Pacino, yeni yayımlanan anı kitabı Sonny Boy’da hem sinema yolculuğunu hem de hakkındaki yanlış algıları samimi bir şekilde ele alıyor. Kitabında, “Baba” filmiyle kazandığı ilk Oscar adaylığından ve bu süreçte yaşanan yanlış anlaşılmalardan bahseden Pacino, törene katılmama nedeninin yıllar boyunca yanlış anlaşıldığını ifade etti.
‘PROTESTO ETMEDİM, SADECE KORKTUM’
Al Pacino, 1973’teki Oscar törenine katılmama kararının protesto amacı taşımadığını belirterek, “Törene katılmamamın nedeni, o dönemde korkmuş olmamdı” dedi. O yıllarda henüz 23 yaşında olan aktör, En İyi Yardımcı Erkek Oyuncu kategorisinde aday gösterilmiş, ancak Marlon Brando’nun başrolde yer aldığı filmde kendisinin de başrol olarak değerlendirilmesi gerektiğine inandığı yönünde bir iddia ortaya atılmıştı. Pacino, bu iddiayı tamamen reddetti.
“Sanayide benim Oscar’ı protesto ettiğim yönünde bir algı oluştuğunu yeni öğrendim,” diyen Pacino, “Sanki kendimi Marlon Brando ile aynı kategoride görmem gerektiğine inanmışım gibi gösterildim.
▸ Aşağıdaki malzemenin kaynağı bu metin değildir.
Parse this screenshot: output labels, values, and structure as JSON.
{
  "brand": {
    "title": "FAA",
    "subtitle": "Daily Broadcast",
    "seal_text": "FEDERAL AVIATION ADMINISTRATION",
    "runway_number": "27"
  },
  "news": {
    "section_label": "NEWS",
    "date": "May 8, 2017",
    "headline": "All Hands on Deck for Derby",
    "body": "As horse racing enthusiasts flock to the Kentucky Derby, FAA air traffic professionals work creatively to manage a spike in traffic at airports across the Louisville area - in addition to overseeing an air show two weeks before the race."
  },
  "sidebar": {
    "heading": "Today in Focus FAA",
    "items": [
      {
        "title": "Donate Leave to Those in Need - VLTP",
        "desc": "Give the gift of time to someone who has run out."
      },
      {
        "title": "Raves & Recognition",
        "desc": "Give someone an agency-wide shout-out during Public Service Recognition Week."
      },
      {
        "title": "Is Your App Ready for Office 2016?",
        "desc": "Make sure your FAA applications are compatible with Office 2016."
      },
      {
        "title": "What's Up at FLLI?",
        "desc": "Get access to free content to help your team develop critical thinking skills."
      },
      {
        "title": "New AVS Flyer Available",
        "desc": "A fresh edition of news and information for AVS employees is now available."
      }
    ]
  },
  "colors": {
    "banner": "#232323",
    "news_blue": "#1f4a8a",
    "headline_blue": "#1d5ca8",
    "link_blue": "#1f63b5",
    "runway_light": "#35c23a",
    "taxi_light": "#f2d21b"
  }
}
Oysa tüm bu yıllar boyunca bu algıdan habersizdim ve şimdi öğrenmek beni şoke etti,” şeklinde konuştu. Pacino, bu yanlış algının, Hollywood ile arasına mesafe koyduğunu düşündüğünü de ekledi.
Pacino’nun ilk Oscar adaylığını takiben, Akademi ile arasındaki mesafeli ilişki zamanla düzeldi. Kariyeri boyunca Serpico, Baba II, Köpeklerin Günü, Adalet Herkes İçin, Dick Tracy, Glengarry Glen Ross, Kadın Kokusu ve İrlandalı (The Irishman) gibi pek çok yapımla Oscar’a aday gösterildi. Pacino, 1993 yılında Kadın Kokusu filmiyle Oscar ödülüne uzandı.
‘SCARFACE İÇİN ADAY OLMAK İSTERDİM’
Ancak Pacino, anılarında, kariyerinin bir başka önemli yapımı olan Yaralı Yüz (Scarface) filmine değinerek o performansıyla aday gösterilmek istediğini belirtti. 1983 yapımı bu film, ilk gösterime girdiğinde büyük eleştirilere maruz kalmıştı. Pacino, kitapta, “Bazen seyirci, ne izlediğini hemen anlamaz. Zamanla o eserin değerini fark eder,” diye yazdı.
Pacino, Yaralı Yüz ile ilgili hayal kırıklığını, “Bu filme Akademi tarafından hiç ilgi gösterilmedi. Brian De Palma’nın inanılmaz bir iş çıkardığını, filmi müthiş bir dinamizmle yönettiğini söylemeden edemem. O performansın onurlandırılmamış olması beni hâlâ şaşırtıyor.” sözleriyle dile getirdi.